6. The sound signal processing method as described in claim 5, characterized in that, After generating the filter based on the gain coefficient of each audio band, the method further includes: Obtain the gain difference between the gain coefficient of each audio frequency band at the current moment and the gain coefficient at the previous moment; Determine whether the filter coefficient update condition and fade-in / fade-out condition are met based on the gain difference; If the filter coefficient update condition and fade-in / fade-out condition are met, the filter coefficients are updated according to the gain coefficient of each audio band at the current moment, and the updated filter coefficients are obtained. The filter with updated coefficients is used to perform frequency band gain processing on the sound signal of each sound source, and to perform sound fade-in and fade-out processing on the sound frequency bands that meet the fade-in and fade-out conditions.

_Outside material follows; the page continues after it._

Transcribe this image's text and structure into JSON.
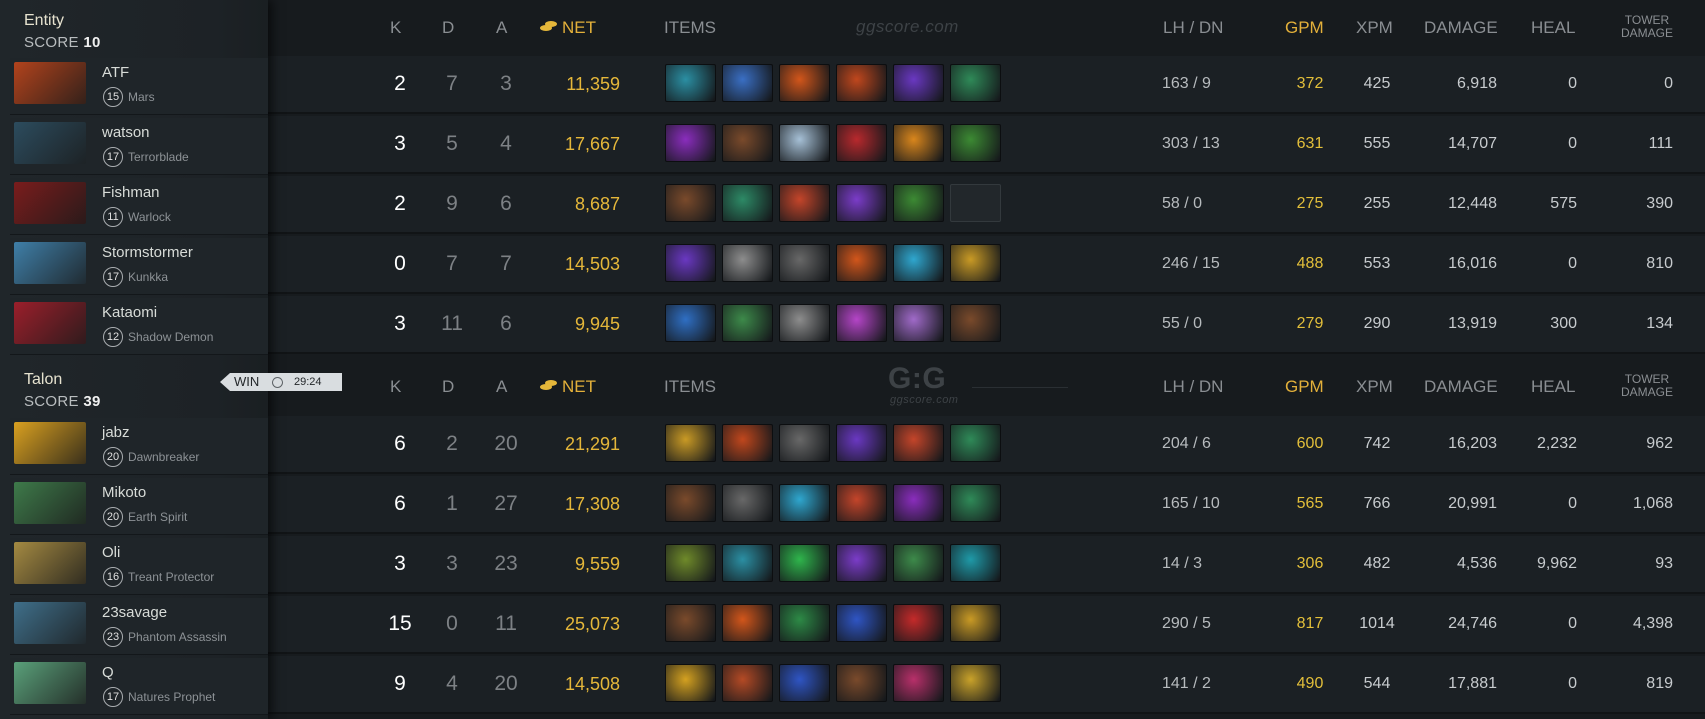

7. A sound signal processing device, characterized in that, The device includes: An information acquisition unit is used to acquire the user's gaze trajectory and the information of the sound-emitting objects within the user's field of vision. The information of the sound-emitting objects includes the position information and acoustic classification information of each sound-emitting object. The weighting calculation unit is used to obtain the user's attention information to each sound source based on the gaze trajectory and the position information of each sound source. The sound processing unit is used to process the sound signals emitted by each sound source based on the user's attention information to each sound source and the acoustic classification information of each sound source. The attention information includes attention weights, and the sound processing unit is specifically used for: Obtain the audio frequency segment corresponding to each sound source; Based on the audio frequency segment corresponding to each sound source and the attention weight of each sound source, the final attention weight corresponding to each audio frequency segment is obtained. The audio signal of each audio segment is processed according to the final attention weight corresponding to each audio segment; The sound processing unit is also used for: Obtain the historical attention weight for each voice; The step of obtaining the final attention weight corresponding to each audio frequency segment based on the audio frequency segment corresponding to each sound source and the attention weight of each sound source includes: Based on the audio frequency segment corresponding to each sound source, the attention weight of each sound source, and the historical attention weight, the final attention weight corresponding to each audio frequency segment is obtained.
8. A virtual reality device, comprising: processor; as well as A memory configured to store computer-executable instructions, which, when executed, cause the processor to perform the sound signal processing method according to any one of claims 1 to 6.
9. A computer-readable storage medium storing one or more programs, which, when executed by a virtual reality device including a plurality of applications, cause the virtual reality device to perform the sound signal processing method according to any one of claims 1 to 6.